Licked Hand (Kishotenketsu Remix) by Simon de la Rouviere.

A prisoner loves ice cream. He loves it so much that sometimes he regularly gets brainfreeze.

One day, he escapes from prison.

A girl goes to sleep with a comforting lick from her dog sleeping under her bed.

She wakes up to fur & blood smeared on her wall: HUMANS LICK TOO.


1+2 is about introduction and development of the dog murdering prisoner.

3 is the new puzzle piece, the ‘wtf? where is this going?’, the ‘turn’. ‘Who is the girl? Her dog licks her to sleep? Okay?’

4, the Ketsu, is elucidation: her dog is dead and she was licked by this prisoner. The act of introducing the ice cream for me is to showcase that this prisoner actually enjoys licking things. He is also a strange fellow, enjoying pain through brainfreezes.

3-Act Kishotenketsu?

Unlike what others have written, it feels to me that Kishotenketsu doesn’t necessarily exclude conflict IN characters, and that the two forms could be combined.

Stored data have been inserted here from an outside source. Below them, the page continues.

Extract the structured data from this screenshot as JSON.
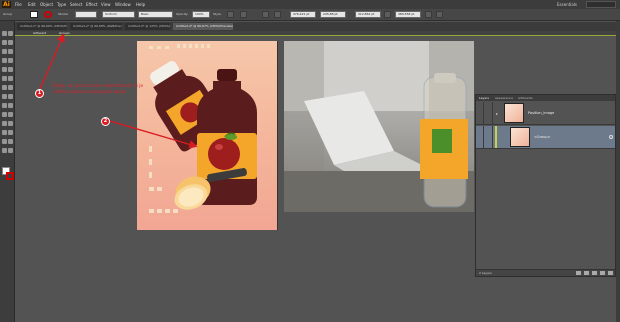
{
  "app": {
    "logo": "Ai"
  },
  "menubar": {
    "items": [
      "File",
      "Edit",
      "Object",
      "Type",
      "Select",
      "Effect",
      "View",
      "Window",
      "Help"
    ],
    "workspace": "Essentials"
  },
  "control_bar": {
    "selection_label": "Group",
    "stroke_label": "Stroke:",
    "uniform_label": "Uniform",
    "basic_label": "Basic",
    "opacity_label": "Opacity:",
    "opacity_value": "100%",
    "style_label": "Style:",
    "x_value": "476,421 pt",
    "y_value": "245,88 pt",
    "w_value": "312,862 pt",
    "h_value": "480,558 pt"
  },
  "tabs": [
    {
      "label": "Untitled-1* @ 66,66% (CMYK/Preview)",
      "active": false
    },
    {
      "label": "Untitled-2* @ 66,68% (RGB/Preview)",
      "active": false
    },
    {
      "label": "Untitled-3* @ 125% (CMYK/Preview)",
      "active": false
    },
    {
      "label": "Untitled-4* @ 66,67% (CMYK/Preview)",
      "active": true
    }
  ],
  "breadcrumb": {
    "layer": "Artboard",
    "group": "Groups"
  },
  "annotations": [
    {
      "number": "1",
      "text": "Ďalej, ak už to chcete skontrolovať, či je všetko správne zoskupené spolu"
    },
    {
      "number": "2",
      "text": ""
    }
  ],
  "layers_panel": {
    "tabs": [
      "Layers",
      "Appearance",
      "Artboards"
    ],
    "rows": [
      {
        "name": "Position_Image",
        "selected": false
      },
      {
        "name": "<Group>",
        "selected": true
      }
    ],
    "footer_label": "2 Layers"
  },
  "colors": {
    "accent_red": "#d91c24",
    "artboard_top": "#f6c7aa",
    "artboard_bottom": "#f2a693",
    "bottle_dark": "#5a1c1c",
    "juice_orange": "#f4a62a"
  }
}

Using kishotenketsu as narrative structure alongside character progression in 3 acts.

The setup, confrontation and resolution can occur in any part of the kishotenketsu. I attempted one.

The Pup by Simon de la Rouviere:

“A puppy lives with his family. He is young and likes to gnaw.

One day, the dog ravishes a corner of a couch and some papers.

A boy is stuck in his room. He is crying.

His father opens the door and apologises for grounding him. The dog left a paper trail and did indeed eat the boy’s homework.”

If told sequentially the story is: a boy gets grounded for not doing homework (setup and confrontation). He is crying because he believes it was unfair. He did do it. The resolution comes from an external change: revealing a literal paper trail from the dog.

In the way I told it through kishotenketsu, it entails that the confrontation and resolution is resolved and elucidated in the Ketsu. In the ‘Ten’, it’s not clear who the boy is, how he is related to the dog and why he is crying.

Thematically, the kishotenketsu theme aims to not entirely have a resolute ending as in 3-act structures because it ends with a continuous elucidation of a theme: forgiveness, innocence & trust. Sometimes the ‘innocent dog’ will cause troubles they aren’t aware of.


Knock, knock.

Who’s there?


Doris who?

Doris open, so I thought I’d drop by!


Conclusion & Elucidation:

The knock knock joke is a “Ten”. Here’s why.

In a way, kishotenketsu is a bit like a joke: it puts new things together that we did not necessarily anticipate and that’s why it is an interesting narrative structure. It thrives on the delight of bringing two seemingly unrelated components to a new whole.

To tell stories is a continuous learning experience. Hope this delights you too.